It started out innocently. We were catching up on our TiVo of Penn & Teller’s Fool Us. We enjoy that show and are happy to hear they have been signed for a second season with the CW here in the US. The show makes us smile and as our little reward back to the producers, writers, directors and stars of the show, we do not fast forward through the advertisements. We are gracious in that way.
Like most viewers of the show, we take delight not only in seeing great magic but the interesting way Penn attempts to describe what he and Teller believe was the secret at work. They use vague code words and make reference to great magicians from history to convey the message that they know the know-how. There is no exposure but for those of us in on the craft, we know whether a magician has been foiled in his or her attempt to fool Penn & Teller.

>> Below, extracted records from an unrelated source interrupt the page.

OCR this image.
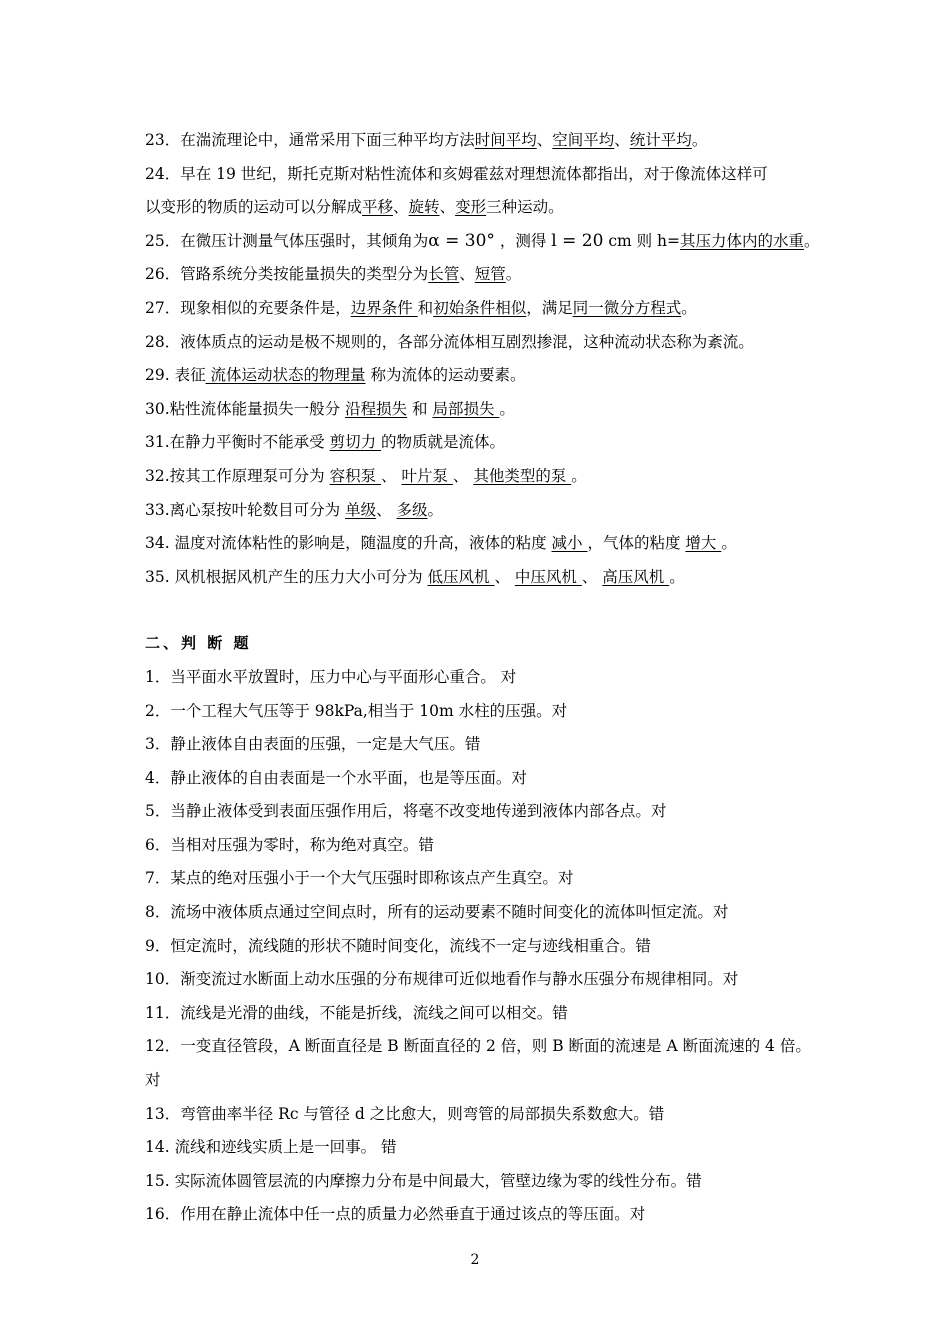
23．在湍流理论中，通常采用下面三种平均方法时间平均、空间平均、统计平均。
24．早在 19 世纪，斯托克斯对粘性流体和亥姆霍兹对理想流体都指出，对于像流体这样可
以变形的物质的运动可以分解成平移、旋转、变形三种运动。
25．在微压计测量气体压强时，其倾角为α = 30° ，测得 l = 20 cm 则 h=其压力体内的水重。
26．管路系统分类按能量损失的类型分为长管、短管。
27．现象相似的充要条件是，边界条件 和初始条件相似，满足同一微分方程式。
28．液体质点的运动是极不规则的，各部分流体相互剧烈掺混，这种流动状态称为紊流。
29. 表征 流体运动状态的物理量 称为流体的运动要素。
30.粘性流体能量损失一般分 沿程损失 和 局部损失 。
31.在静力平衡时不能承受 剪切力 的物质就是流体。
32.按其工作原理泵可分为 容积泵 、 叶片泵 、 其他类型的泵 。
33.离心泵按叶轮数目可分为 单级、 多级。
34. 温度对流体粘性的影响是，随温度的升高，液体的粘度 减小 ，气体的粘度 增大 。
35. 风机根据风机产生的压力大小可分为 低压风机 、 中压风机 、 高压风机 。
二、判 断 题
1．当平面水平放置时，压力中心与平面形心重合。 对
2．一个工程大气压等于 98kPa,相当于 10m 水柱的压强。对
3．静止液体自由表面的压强，一定是大气压。错
4．静止液体的自由表面是一个水平面，也是等压面。对
5．当静止液体受到表面压强作用后，将毫不改变地传递到液体内部各点。对
6．当相对压强为零时，称为绝对真空。错
7．某点的绝对压强小于一个大气压强时即称该点产生真空。对
8．流场中液体质点通过空间点时，所有的运动要素不随时间变化的流体叫恒定流。对
9．恒定流时，流线随的形状不随时间变化，流线不一定与迹线相重合。错
10．渐变流过水断面上动水压强的分布规律可近似地看作与静水压强分布规律相同。对
11．流线是光滑的曲线，不能是折线，流线之间可以相交。错
12．一变直径管段，A 断面直径是 B 断面直径的 2 倍，则 B 断面的流速是 A 断面流速的 4 倍。
对
13．弯管曲率半径 Rc 与管径 d 之比愈大，则弯管的局部损失系数愈大。错
14. 流线和迹线实质上是一回事。 错
15. 实际流体圆管层流的内摩擦力分布是中间最大，管壁边缘为零的线性分布。错
16．作用在静止流体中任一点的质量力必然垂直于通过该点的等压面。对
2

Joshua Jay is a great magician. We feel like we have watched him grow over the years; likely because we have. He began performing in utero and has ascended the lofty limbs of the magic forest with aplomb. (Sorry for the last sentence. We farm out parts of our articles to off-shore content creator mills and they a great at maximizing word count – that’s how they’re paid – but struggle with metaphors in our language).
Mr. Jay performed an effect that blew us – and Penn & Teller – away. We could describe the effect in great detail but won’t because that is evidence of our hypocrisy. Our father always said, “there’s no sin in beating yourself up, but always know your safe word.” We’re not sure he intended that sage advice for revealing one’s foibles on the internet but it fits and thus we happily appropriate it for our writing herein. (Another off-shore sentence beginning at the word “that”).
You can check out a YouTube clip of his performance here.
Penn & Teller were fooled by the trick. After all, how could anyone have a spectator think of a card and then produce the card as the only printed one in an otherwise blank deck. Penn & Teller offered their solution but Mr. Jay denied what we assumed had to be the secret. Granted, we did not see him perform the sleight but figured there could be no other explanation. We, and Penn & Teller, took him at his word. If he said he did not use the sleight, he did not.
That left us to engage in behavior that we find contemptible and boorish.
We replayed the video of his routine more than two or three times.
We live alone here in West Hollywood while we await our family’s move to California. We have fully paid-up subscriptions to the prominent magic magazines, surf the web for news and tricks, sometimes go for walks along Santa Monica Boulevard and visit The Magic Castle. Those activities can be accomplished in a few hours each and so that leaves us with roughly 14 hours times 7 days a week times 30 or 31 days each month to sit, stand or lie down while eating or sleeping.
We watched the video incessantly for a solid 24 hour period. We used the slow motion button to analyze every move, every nuance of Mr. Jay’s performance. We were frustrated by some of the camera angles and cuts but those were not Mr. Jay’s doing.
The proof of a bad motive is often the corrupt results, said the inventor of the modern day Capri Pants. Once again, lessons from the world of fashion instructs the world of professional magic. (Other examples include the cape, pockets and the classic pop-up tie).
Precisely one day after beginning our analysis of the Jay Tape, we came to the conclusion that Mr. Jay did not perform the accused sleight. We also concluded he must have accomplished the miracle by some other method. We have no idea how he performed the effect. We love that feeling.
Yes, we are embarrassed to say we used our access to modern technology to discern the secret but we failed. It was a wonderful lesson learned. The feeling of being truly amazed was the reason we got into magic. The attempt to figure out the trick only diminished that sense of wonder. Congratulations to Mr. Jay for fooling Penn & Teller and us so completely. It was fantastic.